My work is highly influenced by the relationships I observe between mundane marks and time; water rings from a coffee cup, dust settling on a surface. I conduct material research to understand how jewelry, metals, alloys, and graphite can be manipulated to communicate these ideas. I use silver, silver alloys, and their ability to tarnish at different rates to create work that changes over time. I file silver into "dust" to reference the way dust and debris collect and settle around objects. I carve molds out of graphite and sinter and fuse silver to preserve the "dust." I also create prints that reference my jewelry making processes. For instance, I create ‘dust prints’ where I hand emboss silver filings into paper. In time, the silver will oxidize, and the image will darken.

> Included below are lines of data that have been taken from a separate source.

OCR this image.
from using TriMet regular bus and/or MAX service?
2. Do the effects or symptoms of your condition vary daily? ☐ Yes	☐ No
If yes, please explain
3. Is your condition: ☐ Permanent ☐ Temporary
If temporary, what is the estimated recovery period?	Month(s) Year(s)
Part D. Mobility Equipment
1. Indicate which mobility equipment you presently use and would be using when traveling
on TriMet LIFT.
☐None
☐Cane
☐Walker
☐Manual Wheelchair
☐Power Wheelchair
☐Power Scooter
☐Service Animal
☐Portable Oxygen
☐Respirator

Every morning I use a broom to sweep the floor. A ritual that slowly wakes my body and redirects my anxious energy. I focus on the collection of debris: crumbs, skin, hair, dirt. On windy days, particles blow in from the outside, mingling with indoor debris. Each morning the pile changes shape, size, and variety. The process of creating my most recent work involves tedious, repetitive acts that mimic this daily ritual. The work is presented in a jewelry format that loosely references the forms and textures of the dust and debris collected each morning over the past few years.
My practice utilizes experimentation, contemplation, and a dedication to slow and careful processes. The jewelry and objects themselves are but one factor in a larger, more holistic practice of making and unmaking.